Now, according to Bloomberg’s Mark Gurman, Apple is preparing interface refinements for macOS 27 to address complaints around readability, transparency, and visual consistency introduced with macOS Tahoe.
That is unusually fast by Apple standards. And it quietly suggests the company knows Tahoe’s redesign did not land quite the way it expected.
When Apple introduced the Liquid Glass design language across iOS, iPadOS, and macOS, the idea was clear. More depth. More translucency. More visual layering. A cleaner, softer interface that blurred the line between hardware and software.
In practice, macOS Tahoe often looked as if someone had accidentally lowered the contrast settings across the system.
Sidebar transparency created readability problems. Shadows behaved inconsistently. Certain UI elements looked elegant in Apple’s demos and strangely washed out in actual daily usage.
The issue was not the broader aesthetic direction itself.
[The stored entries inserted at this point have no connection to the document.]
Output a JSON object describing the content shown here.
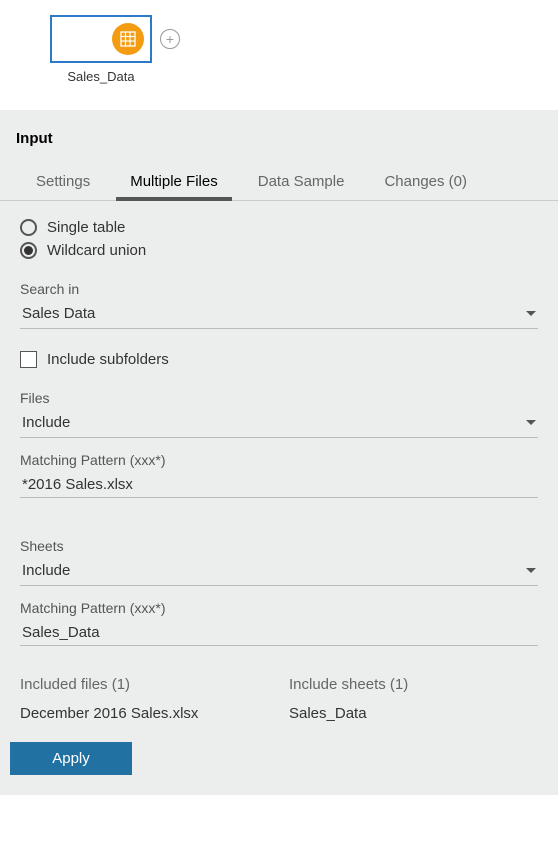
{
  "canvas": {
    "node_label": "Sales_Data"
  },
  "panel": {
    "title": "Input",
    "tabs": {
      "settings": "Settings",
      "multiple_files": "Multiple Files",
      "data_sample": "Data Sample",
      "changes": "Changes (0)"
    },
    "radio": {
      "single_table": "Single table",
      "wildcard_union": "Wildcard union"
    },
    "search_in": {
      "label": "Search in",
      "value": "Sales Data"
    },
    "include_subfolders": "Include subfolders",
    "files": {
      "label": "Files",
      "value": "Include"
    },
    "files_pattern": {
      "label": "Matching Pattern (xxx*)",
      "value": "*2016 Sales.xlsx"
    },
    "sheets": {
      "label": "Sheets",
      "value": "Include"
    },
    "sheets_pattern": {
      "label": "Matching Pattern (xxx*)",
      "value": "Sales_Data"
    },
    "results": {
      "files_header": "Included files (1)",
      "files_item": "December 2016 Sales.xlsx",
      "sheets_header": "Include sheets (1)",
      "sheets_item": "Sales_Data"
    },
    "apply": "Apply"
  }
}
It was execution.
What makes this report interesting is the timing. Apple usually commits hard to design overhauls, even when users initially dislike them. The company tends to refine interfaces gradually over several years rather than responding immediately to criticism.
But Gurman’s report suggests macOS 27 will specifically refine transparency, shadows, and visual hierarchy to make Liquid Glass behave more like Apple’s design team originally intended.
That wording matters because it implies Tahoe may have shipped before the implementation was fully polished. Which aligns with how the operating system often feels right now. Visually ambitious, but occasionally inconsistent in ways older macOS releases rarely were.
The report also says Apple is focusing heavily on software reliability, efficiency, and performance improvements across macOS 27 and iOS 27.
That sounds suspiciously similar to what Apple did with iOS 12 back in 2018, when the company temporarily shifted focus away from flashy features toward fixing performance issues and improving stability after criticism surrounding iOS 11.
That comparison feels increasingly relevant. Because the last few years of Apple software have often felt more ambitious than refined. AI features launched partially complete. Siri upgrades delayed repeatedly. Visual redesigns arriving before optimisation fully catches up.
Tahoe may have become the clearest example of that imbalance.
The interesting part is not simply that Apple is adjusting transparency effects.
It is that the company appears to be rebalancing priorities after spending the past two years aggressively chasing AI and cross-platform visual redesigns simultaneously.
Apple’s historical strength was polish. The company rarely shipped software that felt conceptually unfinished. Recently, though, that reputation has weakened.
macOS Tahoe became a symbol of that shift:
macOS 27 now sounds less like another major redesign and more like a corrective release. And honestly, Apple probably needs one.
The danger for Apple is not that people dislike Liquid Glass specifically. It is that Apple software has started feeling less invisible.
The best Apple interfaces historically disappeared into the experience. Users focused on the task itself, not the interface mechanics underneath.
When users begin actively noticing transparency layers, inconsistent contrast, or UI readability problems, something has already gone wrong.
Good interface design rarely draws attention to itself.
If these reports are accurate, macOS 27 could become less about introducing radical new visual ideas and more about making Apple’s existing vision actually feel complete.
That is probably the correct move. Because right now, Tahoe often feels like the first draft of a very good redesign rather than the finished version Apple normally ships.
And for a company that built its reputation on polish, that distinction matters more than Apple would probably like to admit.